According to Ali Hirsi, who heads the committee, this would have been impossible without the refrigerators: ‘The milk traders contributed most of the money for it.’ The shell of the health centre building is already up, and GIZ will finance its completion. ‘We think this initiative that the village launched is admirable and want to support it,’ says Carola von Morstein. Until September 2023, she was responsible for coordinating GIZ projects in Somaliland, and knows Karasharka very well. The government has already agreed to cover the cost of the health care staff’s salaries once the building is finished.
There are even more people who benefit indirectly, namely those who buy the milk. Many of them are passing through the village, as Karasharka lies on an important road connecting the interior of the region with the port city of Berbera. Since Karasharka now has a reputation as a ‘milk village’, many travellers plan a brief stop there to pick some up for themselves. Camel milk, goat milk and cow milk are all available.

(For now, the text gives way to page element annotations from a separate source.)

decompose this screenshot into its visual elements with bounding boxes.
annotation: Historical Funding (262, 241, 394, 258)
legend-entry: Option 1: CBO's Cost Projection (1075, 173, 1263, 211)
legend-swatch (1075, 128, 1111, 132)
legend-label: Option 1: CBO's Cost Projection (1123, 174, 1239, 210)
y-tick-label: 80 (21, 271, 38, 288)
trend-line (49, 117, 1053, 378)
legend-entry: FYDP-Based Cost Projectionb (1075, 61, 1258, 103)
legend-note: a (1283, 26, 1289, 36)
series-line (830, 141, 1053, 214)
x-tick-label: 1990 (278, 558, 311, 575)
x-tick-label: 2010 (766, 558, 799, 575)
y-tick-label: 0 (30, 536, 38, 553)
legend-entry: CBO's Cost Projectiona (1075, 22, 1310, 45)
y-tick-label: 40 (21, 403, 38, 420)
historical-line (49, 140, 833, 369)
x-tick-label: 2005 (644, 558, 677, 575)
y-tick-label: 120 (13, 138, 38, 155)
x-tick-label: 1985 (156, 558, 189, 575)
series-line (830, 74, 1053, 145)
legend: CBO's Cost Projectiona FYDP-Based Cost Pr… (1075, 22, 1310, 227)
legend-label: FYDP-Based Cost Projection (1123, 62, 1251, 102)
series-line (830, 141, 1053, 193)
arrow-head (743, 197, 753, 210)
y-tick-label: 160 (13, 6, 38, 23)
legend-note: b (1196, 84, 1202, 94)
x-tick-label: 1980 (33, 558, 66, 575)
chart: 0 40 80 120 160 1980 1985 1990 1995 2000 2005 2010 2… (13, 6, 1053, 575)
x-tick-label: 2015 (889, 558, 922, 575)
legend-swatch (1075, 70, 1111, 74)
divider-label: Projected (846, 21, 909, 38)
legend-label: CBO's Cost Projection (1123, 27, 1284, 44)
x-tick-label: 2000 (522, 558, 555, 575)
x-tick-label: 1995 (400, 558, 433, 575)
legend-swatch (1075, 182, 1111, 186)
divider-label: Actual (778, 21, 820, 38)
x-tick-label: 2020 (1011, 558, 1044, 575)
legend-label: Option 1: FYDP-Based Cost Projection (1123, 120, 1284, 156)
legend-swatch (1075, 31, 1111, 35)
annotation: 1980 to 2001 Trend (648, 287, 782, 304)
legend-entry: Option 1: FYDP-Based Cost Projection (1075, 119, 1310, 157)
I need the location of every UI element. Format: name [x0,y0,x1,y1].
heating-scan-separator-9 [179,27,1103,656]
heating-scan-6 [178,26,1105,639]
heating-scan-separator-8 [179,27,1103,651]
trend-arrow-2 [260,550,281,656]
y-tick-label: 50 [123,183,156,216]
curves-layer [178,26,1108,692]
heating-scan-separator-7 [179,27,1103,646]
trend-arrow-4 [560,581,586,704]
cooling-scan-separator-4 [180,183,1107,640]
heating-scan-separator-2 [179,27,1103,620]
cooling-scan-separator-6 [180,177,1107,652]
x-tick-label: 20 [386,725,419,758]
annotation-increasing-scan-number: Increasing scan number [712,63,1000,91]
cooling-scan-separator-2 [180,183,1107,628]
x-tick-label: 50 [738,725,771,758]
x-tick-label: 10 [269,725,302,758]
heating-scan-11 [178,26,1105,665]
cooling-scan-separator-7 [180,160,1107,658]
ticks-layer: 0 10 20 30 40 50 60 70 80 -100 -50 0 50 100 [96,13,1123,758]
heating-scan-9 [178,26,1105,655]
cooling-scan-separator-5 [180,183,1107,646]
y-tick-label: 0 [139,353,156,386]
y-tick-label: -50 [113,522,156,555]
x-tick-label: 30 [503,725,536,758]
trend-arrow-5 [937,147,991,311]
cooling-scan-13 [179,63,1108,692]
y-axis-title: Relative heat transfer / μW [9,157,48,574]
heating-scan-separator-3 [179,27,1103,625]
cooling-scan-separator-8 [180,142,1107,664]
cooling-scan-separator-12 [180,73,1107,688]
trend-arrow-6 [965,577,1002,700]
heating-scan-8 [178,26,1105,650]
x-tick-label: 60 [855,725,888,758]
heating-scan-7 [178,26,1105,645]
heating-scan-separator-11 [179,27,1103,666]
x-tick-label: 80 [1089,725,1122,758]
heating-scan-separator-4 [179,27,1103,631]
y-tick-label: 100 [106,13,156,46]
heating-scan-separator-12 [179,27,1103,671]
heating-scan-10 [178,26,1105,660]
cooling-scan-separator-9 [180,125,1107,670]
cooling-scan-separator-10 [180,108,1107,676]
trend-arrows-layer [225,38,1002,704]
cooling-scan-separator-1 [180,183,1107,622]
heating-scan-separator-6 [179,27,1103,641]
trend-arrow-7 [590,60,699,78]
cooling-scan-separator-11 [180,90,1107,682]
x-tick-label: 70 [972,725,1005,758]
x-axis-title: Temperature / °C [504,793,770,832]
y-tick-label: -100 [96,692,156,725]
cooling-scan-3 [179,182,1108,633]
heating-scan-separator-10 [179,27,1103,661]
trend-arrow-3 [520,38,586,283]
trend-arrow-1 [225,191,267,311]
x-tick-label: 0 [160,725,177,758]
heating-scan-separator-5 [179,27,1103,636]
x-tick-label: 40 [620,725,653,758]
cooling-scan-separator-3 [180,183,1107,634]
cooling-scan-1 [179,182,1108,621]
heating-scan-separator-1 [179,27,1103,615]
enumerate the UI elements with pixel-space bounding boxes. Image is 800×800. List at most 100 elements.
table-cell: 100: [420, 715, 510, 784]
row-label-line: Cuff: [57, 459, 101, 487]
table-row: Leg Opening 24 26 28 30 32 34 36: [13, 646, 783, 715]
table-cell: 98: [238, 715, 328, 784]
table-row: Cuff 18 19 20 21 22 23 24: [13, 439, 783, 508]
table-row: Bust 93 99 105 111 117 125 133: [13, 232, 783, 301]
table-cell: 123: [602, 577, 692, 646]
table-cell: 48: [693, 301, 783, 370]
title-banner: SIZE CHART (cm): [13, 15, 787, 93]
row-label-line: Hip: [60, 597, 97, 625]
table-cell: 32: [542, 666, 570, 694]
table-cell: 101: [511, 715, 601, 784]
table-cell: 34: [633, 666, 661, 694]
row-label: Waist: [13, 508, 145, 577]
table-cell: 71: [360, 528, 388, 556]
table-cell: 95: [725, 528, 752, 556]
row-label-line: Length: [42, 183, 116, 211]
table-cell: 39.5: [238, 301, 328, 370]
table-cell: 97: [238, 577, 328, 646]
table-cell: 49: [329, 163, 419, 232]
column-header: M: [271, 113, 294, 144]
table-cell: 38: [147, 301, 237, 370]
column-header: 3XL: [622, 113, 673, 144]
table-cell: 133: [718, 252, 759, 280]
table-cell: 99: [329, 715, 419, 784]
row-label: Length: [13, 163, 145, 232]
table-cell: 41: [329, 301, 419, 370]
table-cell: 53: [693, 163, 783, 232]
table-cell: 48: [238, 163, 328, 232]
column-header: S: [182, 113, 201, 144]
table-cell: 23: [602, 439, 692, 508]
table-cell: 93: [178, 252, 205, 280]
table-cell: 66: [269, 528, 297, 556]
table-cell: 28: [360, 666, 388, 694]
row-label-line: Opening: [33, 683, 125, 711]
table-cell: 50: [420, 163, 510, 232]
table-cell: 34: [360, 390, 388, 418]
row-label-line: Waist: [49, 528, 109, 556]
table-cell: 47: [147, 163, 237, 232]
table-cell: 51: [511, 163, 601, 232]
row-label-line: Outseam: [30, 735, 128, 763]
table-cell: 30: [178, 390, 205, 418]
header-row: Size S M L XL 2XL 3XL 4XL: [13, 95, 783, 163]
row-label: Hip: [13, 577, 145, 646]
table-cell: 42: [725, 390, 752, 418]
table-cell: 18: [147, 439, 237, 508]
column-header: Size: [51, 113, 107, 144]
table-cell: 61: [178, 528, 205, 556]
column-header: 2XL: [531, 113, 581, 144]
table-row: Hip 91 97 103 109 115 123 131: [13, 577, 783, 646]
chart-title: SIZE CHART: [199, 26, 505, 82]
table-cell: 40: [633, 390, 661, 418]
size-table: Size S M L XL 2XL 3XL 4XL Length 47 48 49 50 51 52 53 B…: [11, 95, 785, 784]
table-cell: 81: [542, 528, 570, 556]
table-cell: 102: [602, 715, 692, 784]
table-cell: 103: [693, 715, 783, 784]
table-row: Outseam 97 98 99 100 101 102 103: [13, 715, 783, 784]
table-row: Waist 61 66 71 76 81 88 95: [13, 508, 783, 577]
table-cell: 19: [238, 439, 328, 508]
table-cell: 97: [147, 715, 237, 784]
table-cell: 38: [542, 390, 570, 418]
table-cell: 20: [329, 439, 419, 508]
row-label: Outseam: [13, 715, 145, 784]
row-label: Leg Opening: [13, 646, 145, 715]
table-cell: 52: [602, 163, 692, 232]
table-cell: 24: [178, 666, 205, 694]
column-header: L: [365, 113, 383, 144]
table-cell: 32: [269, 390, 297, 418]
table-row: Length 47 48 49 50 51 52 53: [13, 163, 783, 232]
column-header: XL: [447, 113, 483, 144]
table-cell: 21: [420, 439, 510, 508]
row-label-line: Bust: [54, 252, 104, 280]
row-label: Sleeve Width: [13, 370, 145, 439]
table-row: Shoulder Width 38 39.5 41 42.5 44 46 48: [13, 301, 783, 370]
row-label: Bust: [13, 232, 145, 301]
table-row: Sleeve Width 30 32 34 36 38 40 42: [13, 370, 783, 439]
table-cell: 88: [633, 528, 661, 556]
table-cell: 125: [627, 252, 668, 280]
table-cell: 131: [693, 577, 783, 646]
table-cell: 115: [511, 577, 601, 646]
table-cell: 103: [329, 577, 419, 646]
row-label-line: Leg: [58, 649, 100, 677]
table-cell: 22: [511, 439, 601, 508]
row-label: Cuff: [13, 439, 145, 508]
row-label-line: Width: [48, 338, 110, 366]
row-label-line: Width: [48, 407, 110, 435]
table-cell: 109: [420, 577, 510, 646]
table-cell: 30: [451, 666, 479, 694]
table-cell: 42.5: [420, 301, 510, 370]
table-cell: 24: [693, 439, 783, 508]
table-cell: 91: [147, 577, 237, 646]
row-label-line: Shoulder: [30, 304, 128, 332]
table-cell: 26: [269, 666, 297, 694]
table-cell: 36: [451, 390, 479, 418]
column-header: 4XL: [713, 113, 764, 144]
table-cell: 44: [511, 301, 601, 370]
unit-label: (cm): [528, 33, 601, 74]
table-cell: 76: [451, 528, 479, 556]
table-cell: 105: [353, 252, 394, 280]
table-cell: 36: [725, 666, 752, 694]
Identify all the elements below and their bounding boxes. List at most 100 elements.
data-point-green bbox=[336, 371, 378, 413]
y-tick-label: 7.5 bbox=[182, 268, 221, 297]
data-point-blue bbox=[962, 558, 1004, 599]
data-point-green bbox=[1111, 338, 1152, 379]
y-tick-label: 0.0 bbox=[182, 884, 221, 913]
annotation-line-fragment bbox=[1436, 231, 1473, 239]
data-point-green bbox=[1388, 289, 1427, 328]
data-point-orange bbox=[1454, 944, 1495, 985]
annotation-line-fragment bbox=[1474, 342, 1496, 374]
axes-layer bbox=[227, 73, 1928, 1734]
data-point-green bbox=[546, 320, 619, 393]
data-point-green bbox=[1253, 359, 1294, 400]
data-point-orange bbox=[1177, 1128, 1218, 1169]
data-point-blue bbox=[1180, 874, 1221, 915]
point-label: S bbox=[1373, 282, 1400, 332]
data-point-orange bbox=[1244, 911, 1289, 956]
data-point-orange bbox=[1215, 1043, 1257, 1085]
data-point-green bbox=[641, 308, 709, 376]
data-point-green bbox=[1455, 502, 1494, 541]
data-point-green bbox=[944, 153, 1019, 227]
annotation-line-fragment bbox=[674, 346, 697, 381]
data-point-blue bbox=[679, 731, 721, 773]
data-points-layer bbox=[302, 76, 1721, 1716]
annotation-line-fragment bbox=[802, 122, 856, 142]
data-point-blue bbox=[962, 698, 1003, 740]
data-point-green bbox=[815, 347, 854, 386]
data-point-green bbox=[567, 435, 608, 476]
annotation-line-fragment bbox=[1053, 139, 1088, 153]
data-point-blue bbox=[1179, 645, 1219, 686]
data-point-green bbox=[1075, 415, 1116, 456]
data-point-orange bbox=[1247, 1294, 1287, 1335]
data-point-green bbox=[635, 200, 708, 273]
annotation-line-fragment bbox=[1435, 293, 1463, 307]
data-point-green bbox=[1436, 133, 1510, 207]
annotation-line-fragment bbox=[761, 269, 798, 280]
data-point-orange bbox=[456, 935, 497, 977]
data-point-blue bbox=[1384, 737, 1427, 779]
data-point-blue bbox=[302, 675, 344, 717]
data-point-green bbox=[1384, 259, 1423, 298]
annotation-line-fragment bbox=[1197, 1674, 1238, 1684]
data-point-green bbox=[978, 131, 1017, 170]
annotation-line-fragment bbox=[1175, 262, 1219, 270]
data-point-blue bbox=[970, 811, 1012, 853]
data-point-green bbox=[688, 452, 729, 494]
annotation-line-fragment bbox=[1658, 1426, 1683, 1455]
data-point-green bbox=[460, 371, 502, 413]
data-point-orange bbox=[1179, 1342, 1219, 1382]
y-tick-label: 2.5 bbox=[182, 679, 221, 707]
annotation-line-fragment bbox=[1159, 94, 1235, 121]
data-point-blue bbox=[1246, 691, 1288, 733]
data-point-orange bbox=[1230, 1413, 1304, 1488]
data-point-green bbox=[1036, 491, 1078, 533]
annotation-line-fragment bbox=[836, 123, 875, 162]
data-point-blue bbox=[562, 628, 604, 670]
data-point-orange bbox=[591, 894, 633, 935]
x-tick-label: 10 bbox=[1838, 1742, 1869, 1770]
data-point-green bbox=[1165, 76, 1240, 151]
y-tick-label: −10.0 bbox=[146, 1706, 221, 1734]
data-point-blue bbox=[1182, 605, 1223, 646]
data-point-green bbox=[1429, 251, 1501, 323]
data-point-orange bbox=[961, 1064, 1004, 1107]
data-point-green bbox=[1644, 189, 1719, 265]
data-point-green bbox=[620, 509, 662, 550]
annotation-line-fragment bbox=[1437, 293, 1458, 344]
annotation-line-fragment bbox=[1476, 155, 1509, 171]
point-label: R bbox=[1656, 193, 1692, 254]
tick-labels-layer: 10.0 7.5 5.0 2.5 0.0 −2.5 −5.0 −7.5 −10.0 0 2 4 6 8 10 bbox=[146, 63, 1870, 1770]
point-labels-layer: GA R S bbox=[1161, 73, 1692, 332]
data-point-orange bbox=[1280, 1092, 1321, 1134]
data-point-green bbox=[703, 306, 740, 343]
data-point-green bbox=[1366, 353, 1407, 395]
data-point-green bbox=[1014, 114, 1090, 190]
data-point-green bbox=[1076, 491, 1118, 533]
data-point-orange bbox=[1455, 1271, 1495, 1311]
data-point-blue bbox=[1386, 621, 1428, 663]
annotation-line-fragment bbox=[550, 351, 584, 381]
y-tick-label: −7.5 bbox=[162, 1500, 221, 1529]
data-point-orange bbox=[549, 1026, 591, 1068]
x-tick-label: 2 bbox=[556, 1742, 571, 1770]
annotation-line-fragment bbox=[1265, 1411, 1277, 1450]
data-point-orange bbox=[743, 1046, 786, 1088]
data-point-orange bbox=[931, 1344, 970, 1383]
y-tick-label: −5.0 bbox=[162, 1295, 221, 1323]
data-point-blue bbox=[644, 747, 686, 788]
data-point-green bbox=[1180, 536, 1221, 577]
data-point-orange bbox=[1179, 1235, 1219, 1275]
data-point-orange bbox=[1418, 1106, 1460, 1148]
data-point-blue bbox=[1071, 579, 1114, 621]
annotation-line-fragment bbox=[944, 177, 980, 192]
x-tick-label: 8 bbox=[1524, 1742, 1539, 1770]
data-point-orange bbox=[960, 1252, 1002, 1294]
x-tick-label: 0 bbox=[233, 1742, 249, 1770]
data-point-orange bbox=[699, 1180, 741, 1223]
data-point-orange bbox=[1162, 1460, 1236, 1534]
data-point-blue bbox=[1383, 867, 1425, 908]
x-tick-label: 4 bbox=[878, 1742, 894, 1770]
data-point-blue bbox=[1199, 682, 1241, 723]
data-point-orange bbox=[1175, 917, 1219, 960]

Abdirashid Ali has just pulled up in his truck outside the cooling hub. He plies this transit route daily, carrying goods. Every day he picks up 20 milk containers in Karasharka, each one holding 28 litres. He sells them in Berbera on commission, a handy source of extra income for him. Ali himself likes camel milk best, praising it as being ‘particularly nutritious’. And then he’s off on his way again. With the milk that can change lives here.
Ifrah Mohamoud (right) with other dairy traders in front of the construction of the health centre in Karasharka, which they helped to finance.